I’ve been in a few Chinese restaurants in Canada with vaguely Asian flutes and strings music. They are usually the places that have lots of red and gold gilding, serve Polynesian drinks in coconut and mermaid cups and have all you can eat buffets. The music makes the experience more authentic, in the eyes of the owner, in the same way (his) collection of tacky knick-kancks might transport you to some imaginary Zhangahou.
There are a lot of excellent Chinese restaurants in Toronto (allegedly now North America’s largest Chinatown) and Scarborough. Places with large crowds of Asian faces, tasty and authentic food, etc. These places play no music, and everybody is in a chatty mood.
My favorite Chinese buffet plays Chinese-language versions of American pop songs. Once we had the surreal experience of listening to the Macarena in Chinese.
To continue the Mexican music hijack, there are many Mexican radio stations in the Dallas area. Most of them play the music described as “nortero” - I like that station; the music pleases me. If that’s the Mexican version of country music, it certainly makes sense that it’s what most of the stations play; most of the English stations play country music, too. Another one plays your average everyday rock music, the kind of thing you’d hear on a basic ClearChannel station - sounds like Nickelback and Creed with some Kid Rock metal/hiphop stuff, that sort of mix - only it’s all in Spanish. Musical tastes don’t differ all that much, apparently.
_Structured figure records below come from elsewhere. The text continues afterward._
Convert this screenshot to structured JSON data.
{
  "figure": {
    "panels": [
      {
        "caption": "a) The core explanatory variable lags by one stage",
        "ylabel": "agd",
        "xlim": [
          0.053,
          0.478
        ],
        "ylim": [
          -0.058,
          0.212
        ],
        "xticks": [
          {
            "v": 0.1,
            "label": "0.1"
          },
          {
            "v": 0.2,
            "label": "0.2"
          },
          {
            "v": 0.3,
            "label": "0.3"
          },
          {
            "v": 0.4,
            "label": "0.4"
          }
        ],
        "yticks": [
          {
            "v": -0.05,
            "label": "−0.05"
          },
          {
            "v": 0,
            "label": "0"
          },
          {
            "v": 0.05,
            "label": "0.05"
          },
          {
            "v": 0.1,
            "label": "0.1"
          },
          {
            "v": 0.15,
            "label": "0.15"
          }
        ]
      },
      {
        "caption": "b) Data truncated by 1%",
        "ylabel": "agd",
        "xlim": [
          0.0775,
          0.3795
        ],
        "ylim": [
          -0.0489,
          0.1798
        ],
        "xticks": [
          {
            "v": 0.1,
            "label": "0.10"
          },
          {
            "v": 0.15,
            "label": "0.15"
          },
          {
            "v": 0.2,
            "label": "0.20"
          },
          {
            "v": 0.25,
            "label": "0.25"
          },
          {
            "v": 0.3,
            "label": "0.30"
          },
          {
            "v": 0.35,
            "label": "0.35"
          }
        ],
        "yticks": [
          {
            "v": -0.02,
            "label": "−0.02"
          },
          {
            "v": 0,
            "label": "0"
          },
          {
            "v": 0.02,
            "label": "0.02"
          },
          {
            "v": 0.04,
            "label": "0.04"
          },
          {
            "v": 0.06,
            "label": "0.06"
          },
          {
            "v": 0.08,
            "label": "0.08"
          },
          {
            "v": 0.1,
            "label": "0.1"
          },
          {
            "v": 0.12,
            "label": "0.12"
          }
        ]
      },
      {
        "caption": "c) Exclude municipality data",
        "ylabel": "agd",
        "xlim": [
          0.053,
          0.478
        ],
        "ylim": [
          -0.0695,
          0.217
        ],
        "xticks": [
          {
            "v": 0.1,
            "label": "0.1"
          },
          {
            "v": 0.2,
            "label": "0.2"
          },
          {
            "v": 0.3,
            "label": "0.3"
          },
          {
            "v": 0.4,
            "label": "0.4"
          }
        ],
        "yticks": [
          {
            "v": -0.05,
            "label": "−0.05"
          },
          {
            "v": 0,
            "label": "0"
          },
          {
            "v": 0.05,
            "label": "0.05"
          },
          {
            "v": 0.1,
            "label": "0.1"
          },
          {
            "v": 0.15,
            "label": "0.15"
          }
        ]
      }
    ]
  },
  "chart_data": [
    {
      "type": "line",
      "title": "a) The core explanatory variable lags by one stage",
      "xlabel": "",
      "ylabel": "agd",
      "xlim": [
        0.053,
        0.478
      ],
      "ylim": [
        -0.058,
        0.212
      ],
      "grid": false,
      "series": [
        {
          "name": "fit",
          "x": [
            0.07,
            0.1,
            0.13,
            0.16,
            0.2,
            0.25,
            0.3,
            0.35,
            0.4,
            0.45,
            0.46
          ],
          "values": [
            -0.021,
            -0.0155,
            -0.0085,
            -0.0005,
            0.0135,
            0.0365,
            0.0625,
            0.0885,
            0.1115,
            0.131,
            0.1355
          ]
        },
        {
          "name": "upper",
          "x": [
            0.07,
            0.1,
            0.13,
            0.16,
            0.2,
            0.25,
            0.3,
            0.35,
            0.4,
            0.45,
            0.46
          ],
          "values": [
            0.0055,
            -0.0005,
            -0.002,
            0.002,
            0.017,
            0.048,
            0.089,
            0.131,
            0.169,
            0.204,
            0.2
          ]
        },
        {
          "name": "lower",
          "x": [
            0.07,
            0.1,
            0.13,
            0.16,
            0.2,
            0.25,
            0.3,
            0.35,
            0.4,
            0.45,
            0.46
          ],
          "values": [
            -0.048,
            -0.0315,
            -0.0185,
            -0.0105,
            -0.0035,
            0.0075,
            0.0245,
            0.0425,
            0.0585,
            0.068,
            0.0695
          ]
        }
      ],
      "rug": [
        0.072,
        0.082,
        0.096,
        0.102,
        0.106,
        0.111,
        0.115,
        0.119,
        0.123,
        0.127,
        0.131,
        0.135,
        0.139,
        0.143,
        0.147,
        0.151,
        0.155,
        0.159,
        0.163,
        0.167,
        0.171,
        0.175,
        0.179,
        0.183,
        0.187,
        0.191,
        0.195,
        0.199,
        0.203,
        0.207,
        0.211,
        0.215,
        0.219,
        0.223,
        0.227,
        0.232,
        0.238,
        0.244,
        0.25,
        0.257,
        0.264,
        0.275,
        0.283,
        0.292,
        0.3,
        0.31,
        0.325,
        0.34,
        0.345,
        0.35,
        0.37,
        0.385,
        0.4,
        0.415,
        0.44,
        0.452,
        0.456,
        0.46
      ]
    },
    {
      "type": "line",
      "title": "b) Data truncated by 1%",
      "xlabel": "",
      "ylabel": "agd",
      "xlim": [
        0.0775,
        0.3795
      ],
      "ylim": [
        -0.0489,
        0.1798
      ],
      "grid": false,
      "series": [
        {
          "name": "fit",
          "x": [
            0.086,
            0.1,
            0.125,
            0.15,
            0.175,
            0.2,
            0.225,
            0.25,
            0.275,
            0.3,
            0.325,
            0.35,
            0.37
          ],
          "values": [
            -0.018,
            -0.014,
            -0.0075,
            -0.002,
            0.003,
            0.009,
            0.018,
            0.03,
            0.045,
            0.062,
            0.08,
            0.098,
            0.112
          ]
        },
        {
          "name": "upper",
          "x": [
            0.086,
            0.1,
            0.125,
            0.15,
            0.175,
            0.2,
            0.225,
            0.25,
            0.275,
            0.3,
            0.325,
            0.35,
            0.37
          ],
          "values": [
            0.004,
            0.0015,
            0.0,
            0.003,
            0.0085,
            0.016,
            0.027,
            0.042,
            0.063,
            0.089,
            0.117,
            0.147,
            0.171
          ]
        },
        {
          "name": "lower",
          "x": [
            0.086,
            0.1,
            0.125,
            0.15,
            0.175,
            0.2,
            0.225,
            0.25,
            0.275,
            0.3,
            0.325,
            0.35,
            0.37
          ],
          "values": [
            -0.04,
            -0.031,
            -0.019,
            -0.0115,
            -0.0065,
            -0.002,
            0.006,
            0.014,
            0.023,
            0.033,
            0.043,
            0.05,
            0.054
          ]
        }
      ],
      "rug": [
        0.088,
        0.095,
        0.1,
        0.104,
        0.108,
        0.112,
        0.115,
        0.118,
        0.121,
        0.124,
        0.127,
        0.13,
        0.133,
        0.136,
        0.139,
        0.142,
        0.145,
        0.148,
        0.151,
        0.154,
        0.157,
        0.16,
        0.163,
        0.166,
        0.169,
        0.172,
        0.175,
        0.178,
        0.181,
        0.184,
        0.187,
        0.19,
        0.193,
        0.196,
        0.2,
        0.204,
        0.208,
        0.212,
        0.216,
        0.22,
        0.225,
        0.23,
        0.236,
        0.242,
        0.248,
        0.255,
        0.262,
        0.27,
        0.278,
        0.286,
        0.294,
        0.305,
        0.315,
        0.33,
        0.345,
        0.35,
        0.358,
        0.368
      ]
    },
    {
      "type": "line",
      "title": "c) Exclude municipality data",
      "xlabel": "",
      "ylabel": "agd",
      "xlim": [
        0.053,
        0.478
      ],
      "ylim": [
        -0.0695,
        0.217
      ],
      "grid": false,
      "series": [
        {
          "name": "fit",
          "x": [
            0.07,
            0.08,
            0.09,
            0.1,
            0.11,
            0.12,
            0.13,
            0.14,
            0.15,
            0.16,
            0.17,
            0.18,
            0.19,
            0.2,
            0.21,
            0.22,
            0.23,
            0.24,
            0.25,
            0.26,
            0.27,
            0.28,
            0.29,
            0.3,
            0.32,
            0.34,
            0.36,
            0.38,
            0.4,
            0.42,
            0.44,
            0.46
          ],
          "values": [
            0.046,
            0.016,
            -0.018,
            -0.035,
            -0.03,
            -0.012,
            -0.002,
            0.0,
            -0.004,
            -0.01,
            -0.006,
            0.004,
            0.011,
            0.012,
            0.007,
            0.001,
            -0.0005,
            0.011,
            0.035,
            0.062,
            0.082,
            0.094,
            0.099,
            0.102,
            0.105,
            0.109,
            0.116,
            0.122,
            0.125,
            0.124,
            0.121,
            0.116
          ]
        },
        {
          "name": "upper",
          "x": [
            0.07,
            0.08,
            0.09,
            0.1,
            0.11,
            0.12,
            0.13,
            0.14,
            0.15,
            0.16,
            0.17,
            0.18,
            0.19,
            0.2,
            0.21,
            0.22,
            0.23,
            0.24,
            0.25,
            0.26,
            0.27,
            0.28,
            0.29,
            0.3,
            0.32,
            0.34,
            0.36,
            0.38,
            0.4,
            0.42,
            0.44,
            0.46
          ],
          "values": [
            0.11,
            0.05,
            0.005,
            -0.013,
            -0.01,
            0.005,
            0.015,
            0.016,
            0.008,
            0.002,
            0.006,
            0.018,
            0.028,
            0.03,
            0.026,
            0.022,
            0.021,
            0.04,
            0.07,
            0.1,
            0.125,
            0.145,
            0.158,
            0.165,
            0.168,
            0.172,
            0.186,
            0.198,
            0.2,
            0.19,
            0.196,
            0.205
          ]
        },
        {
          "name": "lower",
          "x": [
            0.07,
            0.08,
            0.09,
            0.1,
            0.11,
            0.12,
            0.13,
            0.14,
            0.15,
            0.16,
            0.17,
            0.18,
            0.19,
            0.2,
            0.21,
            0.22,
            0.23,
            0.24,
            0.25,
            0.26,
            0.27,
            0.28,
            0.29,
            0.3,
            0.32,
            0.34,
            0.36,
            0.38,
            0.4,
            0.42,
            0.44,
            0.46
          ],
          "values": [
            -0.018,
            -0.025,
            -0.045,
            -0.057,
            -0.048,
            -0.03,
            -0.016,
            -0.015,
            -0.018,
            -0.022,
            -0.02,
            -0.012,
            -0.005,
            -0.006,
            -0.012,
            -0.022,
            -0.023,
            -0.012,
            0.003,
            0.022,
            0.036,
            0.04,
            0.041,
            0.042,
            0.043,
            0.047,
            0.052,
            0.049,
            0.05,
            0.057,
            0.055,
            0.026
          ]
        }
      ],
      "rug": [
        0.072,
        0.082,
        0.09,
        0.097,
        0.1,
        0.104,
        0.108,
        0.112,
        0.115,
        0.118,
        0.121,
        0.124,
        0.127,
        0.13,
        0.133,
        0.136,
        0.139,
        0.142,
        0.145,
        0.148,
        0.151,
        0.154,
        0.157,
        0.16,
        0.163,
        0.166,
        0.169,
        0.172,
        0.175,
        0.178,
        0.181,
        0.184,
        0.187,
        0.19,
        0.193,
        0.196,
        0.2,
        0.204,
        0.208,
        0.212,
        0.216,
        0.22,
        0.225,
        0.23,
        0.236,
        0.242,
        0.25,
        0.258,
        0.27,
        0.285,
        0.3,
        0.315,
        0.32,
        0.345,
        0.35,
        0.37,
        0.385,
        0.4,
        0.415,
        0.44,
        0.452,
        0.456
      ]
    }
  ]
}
I distinctly recall hearing a Madonna like song in a Chinese restaurant containing the exciting English lines:
“Temperature rise, one hundred degree
I hope that you like my bod-ee”.
Thrilling, yes, but different from the flutes-n-string combo. I have heard lots of foreign pop songs contain English words in the chorus, perhaps as a mark of coolness or global connectivity or somesuch.
At most non-mom and pop places (i.e.,chains) the music is anything but Mexican!
Whenever I go out with my mom, we laugh and try and point out when they actually do play a Mexican song. It seems that the music is typically Cuban (such as Gloria Estefan or Celia Cruz) or even more strange (considering past history) Spanish music.
Gipsy Kings and Mexican food. That’s just plain odd to my ears.
For best effect, you must go the direct remake route. Trust me, you haven’t lived until you’ve heard the Chinese Restaurant Music version of “My Heart Will Go On”. I wish to God I was kidding.
My favorite is when the car is full of straight up Hispanic gangstas, and the music is Combination Platter 11 No Substitutions. I know there’s Spanish language rap and hip hop, but it seems like every time I hear Spanish language music coming out of a car it’s got a trumpet in t.
I have a relaxation video with background music played on a Chinese stringed instrument called a sanxian. (I think that’s close.) I grew to like the sound and found still more that I like. Some of these instruments are really fine.
I too find the traditional female vocals a little unnerving, but I don’t know how to listen to it.
I’d like to add my voice to saying that it’s pretty rare to hear music in restaurants in China (although TVs are fairly common in restaurants.) Chinese restaurants are LOUD and any music would quickly be overwhelmed by top-volume conversation, yelling, and loud drinking games.
90% of the music that I hear in China is bubble-gum boy band pop music punctuated by the occasional bit of awful cheesy techno. Now and then I’ll get into a taxi where the driver is playing folk music, and older people often play folk music in the parks. And there is a lot of opera on TV. But mostly- it’s syrupy packaged pop music.